For bulimia nervosa, Orsini discusses that people who are diagnosed with bulimia after having had a history with anorexia can be said to have lost the ability to practice the core values associated with anorexia, even though they still consider such values (such as controlling hunger and thinness) to be core values in their lives. Orsini’s participants who were not diagnosed previously with anorexia often spoke of their daily frustrating struggle to control their hunger; while they are unable to totally control their eating, the compensatory behavior of self-induced vomiting, laxative use, or over-exercising was still an attempt at thinness. This continuous attempt to control their hunger, followed by “repairing the damage caused by their moments of weakness,” is an example of how they are attempting moral conversion.

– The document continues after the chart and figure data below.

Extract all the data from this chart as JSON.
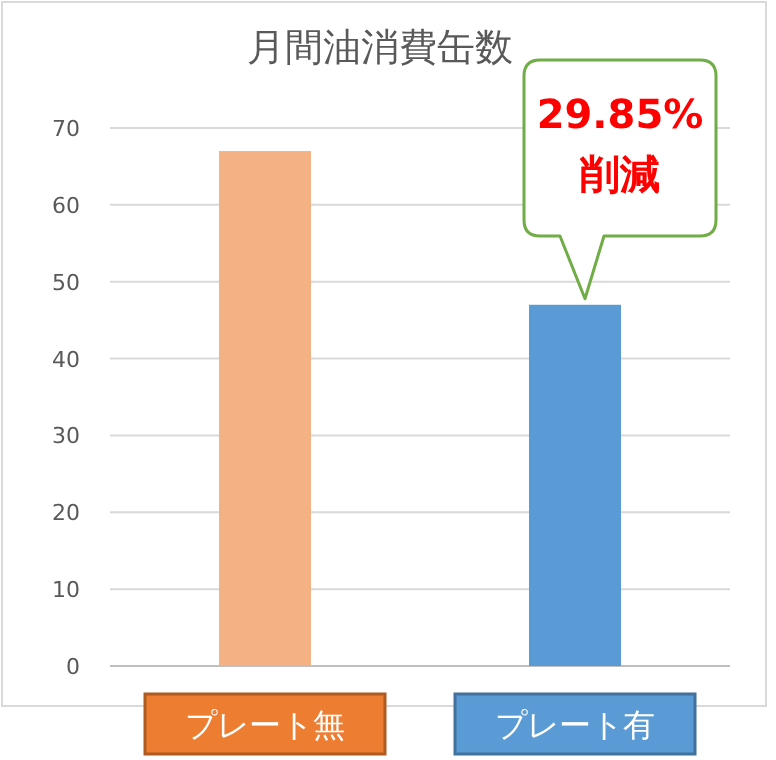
{
  "chart_data": {
    "type": "bar",
    "title": "月間油消費缶数",
    "categories": [
      "プレート無",
      "プレート有"
    ],
    "values": [
      67,
      47
    ],
    "colors": [
      "#f4b183",
      "#5b9bd5"
    ],
    "ylim": [
      0,
      70
    ],
    "yticks": [
      0,
      10,
      20,
      30,
      40,
      50,
      60,
      70
    ],
    "grid": "y",
    "annotations": [
      {
        "text": "29.85% 削減",
        "x": "プレート有",
        "y": 47
      }
    ]
  }
}
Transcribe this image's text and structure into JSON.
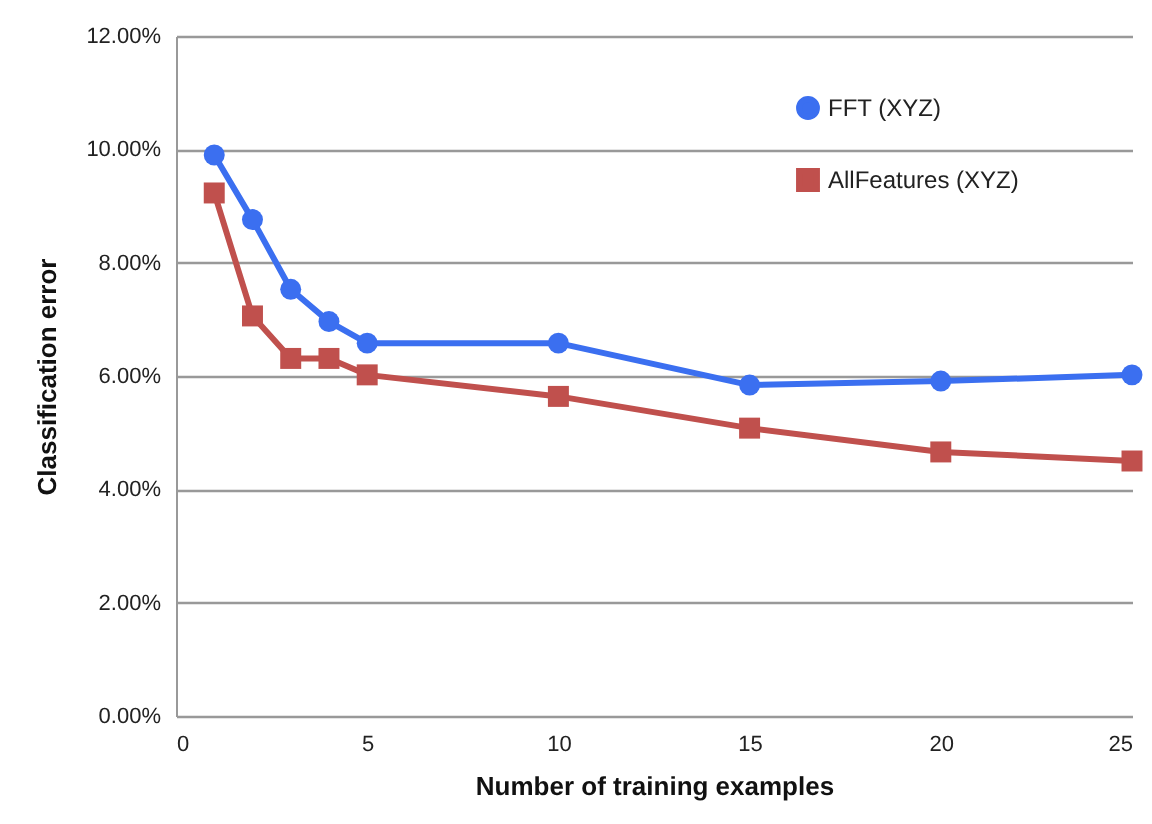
{
  "chart_data": {
    "type": "line",
    "xlabel": "Number of training examples",
    "ylabel": "Classification error",
    "x": [
      1,
      2,
      3,
      4,
      5,
      10,
      15,
      20,
      25
    ],
    "series": [
      {
        "name": "FFT (XYZ)",
        "color": "#3b6ff0",
        "marker": "circle",
        "values": [
          9.9,
          8.76,
          7.53,
          6.96,
          6.58,
          6.58,
          5.84,
          5.91,
          6.02
        ]
      },
      {
        "name": "AllFeatures (XYZ)",
        "color": "#c0504d",
        "marker": "square",
        "values": [
          9.23,
          7.06,
          6.31,
          6.31,
          6.02,
          5.64,
          5.08,
          4.66,
          4.5
        ]
      }
    ],
    "xlim": [
      0,
      25
    ],
    "xticks": [
      0,
      5,
      10,
      15,
      20,
      25
    ],
    "ylim": [
      0,
      12
    ],
    "yticks": [
      {
        "value": 0,
        "label": "0.00%"
      },
      {
        "value": 2,
        "label": "2.00%"
      },
      {
        "value": 4,
        "label": "4.00%"
      },
      {
        "value": 6,
        "label": "6.00%"
      },
      {
        "value": 8,
        "label": "8.00%"
      },
      {
        "value": 10,
        "label": "10.00%"
      },
      {
        "value": 12,
        "label": "12.00%"
      }
    ],
    "grid": "y",
    "legend": "top right",
    "line_style": "solid"
  }
}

Finally, for Orsini, binge eating disorder is seen as a case of rejecting moral conversion. While the people in Orsini’s research diagnosed with binge eating disorder still described thinness and control over food as a core value in their lives, unlike the anorexics and bulimics, people with binge eating disorder did not believe they deserved to ameliorate themselves. Their self-transformative process can be understood as a form of self-punishment as well as a statement of their perceived failure in being the person they want to be.

Michelle, a 34-year-old Maltese woman, spoke of her body as a sign of failure after gaining a significant amount of weight during and after pregnancy. Orsini states Michelle never referred to her body in aesthetic terms, such as “ugly,” but instead as a mark of her inabilities and moral dissatisfaction. She states, “If I was slimmer, if I am slimmer, I would be a better person” (p. 134). For Michelle, bingeing was a manifestation of her moral failures.

In conclusion, Orsini reiterates that only viewing people with eating disorders as having a physiological or psychological dysfunction underestimates the active role their conditions and cultural meanings of their behaviors. Through her analysis of the narratives of people with an eating disorder in Malta and Italy, she reveals how anorexics, bulimics, and binge eaters deliberately engage in a number of practices aimed at losing weight in order to improve themselves in moral terms. Their actions are further divided into an unofficial moral hierarchy, wherein anorexics embody an ideal moral-selfhood.